Economist Bryan Caplan, sometime Reason contributor and author of some great consensus-breaking books about voting and child-rearing, speaks up against that rat bastard Chrisopher Columbus on this national holiday celebrating him (on which most of you are likely working anyway):
The far left's radical critique of Columbus Day rubs a lot of people the wrong way. But the facts are on their side. Columbus was not just a brutal slaver; he was a pioneer of slavery…. Can you condemn a man just for being a slaver? Of course. It's almost as bad as you can get. And Columbus didn't even have the lame excuses of a Thomas Jefferson, like "I grew up with it," or "I couldn't afford not to do it." The lamest excuse of all is that we have to judge Columbus by the standards of his time.
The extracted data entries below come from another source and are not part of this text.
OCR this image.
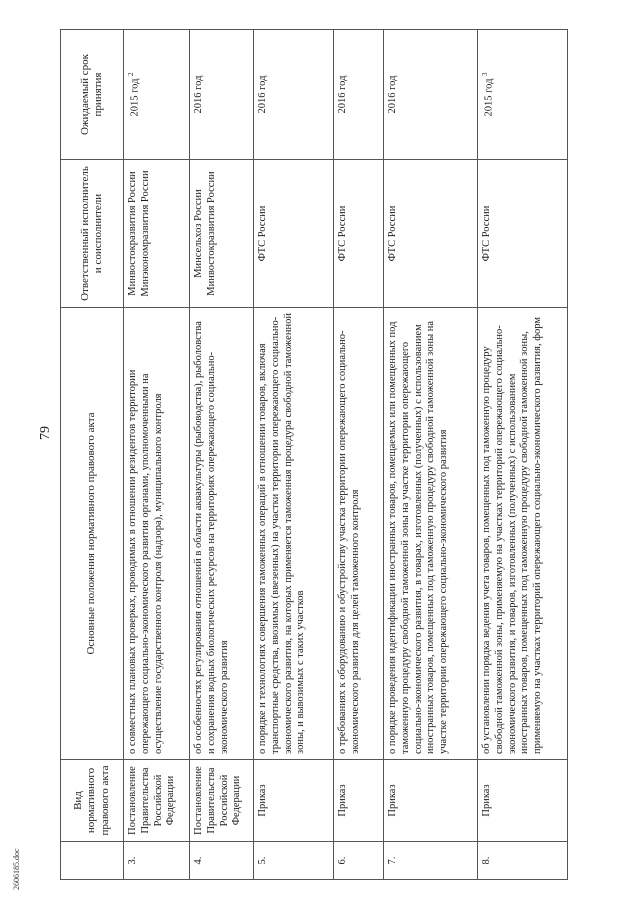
79
	Вид нормативного правового акта	Основные положения нормативного правового акта	Ответственный исполнитель и соисполнители	Ожидаемый срок принятия
3.	Постановление Правительства Российской Федерации	о совместных плановых проверках, проводимых в отношении резидентов территории опережающего социально-экономического развития органами, уполномоченными на осуществление государственного контроля (надзора), муниципального контроля	Минвостокразвития России Минэкономразвития России	2015 год $^2$
4.	Постановление Правительства Российской Федерации	об особенностях регулирования отношений в области аквакультуры (рыбоводства), рыболовства и сохранения водных биологических ресурсов на территориях опережающего социально-экономического развития	Минсельхоз России Минвостокразвития России	2016 год
5.	Приказ	о порядке и технологиях совершения таможенных операций в отношении товаров, включая транспортные средства, ввозимых (ввезенных) на участки территории опережающего социально-экономического развития, на которых применяется таможенная процедура свободной таможенной зоны, и вывозимых с таких участков	ФТС России	2016 год
6.	Приказ	о требованиях к оборудованию и обустройству участка территории опережающего социально-экономического развития для целей таможенного контроля	ФТС России	2016 год
7.	Приказ	о порядке проведения идентификации иностранных товаров, помещаемых или помещенных под таможенную процедуру свободной таможенной зоны на участке территории опережающего социально-экономического развития, в товарах, изготовленных (полученных) с использованием иностранных товаров, помещенных под таможенную процедуру свободной таможенной зоны на участке территории опережающего социально-экономического развития	ФТС России	2016 год
8.	Приказ	об установлении порядка ведения учета товаров, помещенных под таможенную процедуру свободной таможенной зоны, применяемую на участках территорий опережающего социально-экономического развития, и товаров, изготовленных (полученных) с использованием иностранных товаров, помещенных под таможенную процедуру свободной таможенной зоны, применяемую на участках территорий опережающего социально-экономического развития, форм	ФТС России	2015 год $^3$
2606185.doc
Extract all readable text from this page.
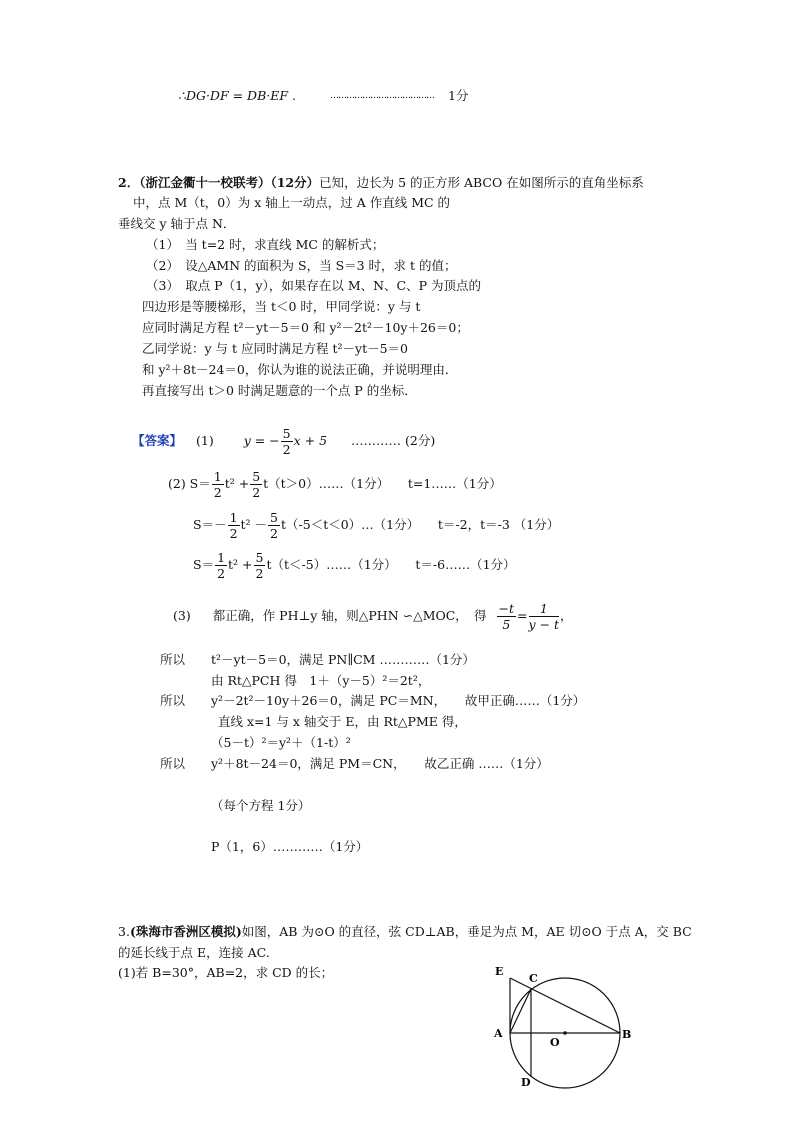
∴DG·DF = DB·EF .	………………………………… 1分
2．（浙江金衢十一校联考）（12分）已知，边长为 5 的正方形 ABCO 在如图所示的直角坐标系
中，点 M（t，0）为 x 轴上一动点，过 A 作直线 MC 的
垂线交 y 轴于点 N．
（1）　当 t=2 时，求直线 MC 的解析式；
（2）　设△AMN 的面积为 S，当 S＝3 时，求 t 的值；
（3）　取点 P（1，y），如果存在以 M、N、C、P 为顶点的
四边形是等腰梯形，当 t＜0 时，甲同学说：y 与 t
应同时满足方程 t²－yt－5＝0 和 y²－2t²－10y＋26＝0；
乙同学说：y 与 t 应同时满足方程 t²－yt－5＝0
和 y²＋8t－24＝0，你认为谁的说法正确，并说明理由．
再直接写出 t＞0 时满足题意的一个点 P 的坐标．
【答案】 (1) y = − $\frac{5}{2}$ x + 5 ………… (2分)
(2) $S= \frac{1}{2} t^2 + \frac{5}{2}$ t（t＞0）……（1分）　　t=1……（1分）
$S=- \frac{1}{2} t^2 - \frac{5}{2}$ t（-5＜t＜0）…（1分）　　t＝-2，t＝-3 （1分）
$S= \frac{1}{2} t^2 + \frac{5}{2}$ t（t＜-5）……（1分）　　t＝-6……（1分）
(3) 都正确，作 PH⊥y 轴，则△PHN ∽△MOC，　得 $\frac{-t}{5} = \frac{1}{y - t}$ ，
所以 t²－yt－5＝0，满足 PN∥CM …………（1分）
由 Rt△PCH 得　1＋（y－5）²＝2t²，
所以 y²－2t²－10y＋26＝0，满足 PC＝MN，　　故甲正确……（1分）
直线 x=1 与 x 轴交于 E，由 Rt△PME 得，
（5－t）²＝y²＋（1-t）²
所以 y²＋8t－24＝0，满足 PM＝CN，　　故乙正确 ……（1分）
（每个方程 1分）
P（1，6）…………（1分）
3.(珠海市香洲区模拟)如图，AB 为⊙O 的直径，弦 CD⊥AB，垂足为点 M，AE 切⊙O 于点 A，交 BC
的延长线于点 E，连接 AC.
(1)若 B=30°，AB=2，求 CD 的长；	E
C
A
O
B
D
For this is nothing but the cultural relativism that defenders of Western civilization so often decry. If some cultures and practices are better than others, then we can fairly hold up a mirror to Columbus and the Spanish conquerors, and find theirs to be among the worst. But hasn't the European colonization of the New World been an improvement? Even if this were true, it would be no reason to have a special day to honor Columbus and his ilk. If Mengele had cured cancer, should we celebrate Mengele Day? In any case, you've got to ask: Compared to what? The benefits of Western culture would have spread at least as rapidly if the Europeans had arrived in the New World as traders and teachers instead of conquerors and slavers.
Since it is often presumed that a point-and-quote blog post implies strong agreement on the part of the blogger, I will point out that I'm neither sure I agree nor disagree with this sort of application of contemporary moral standards on figures from the past (and I expect that I will likely have emotional responses based on how much I otherwise admire or despise the figure at times rather than reactions based on unimpeachable and unaltering applications of eternal principles).
I'm not even sure I agree that it matters in any way what judgment you or I in the present have about figures from the past, so this is presented as an argument-starter, not an argument ender.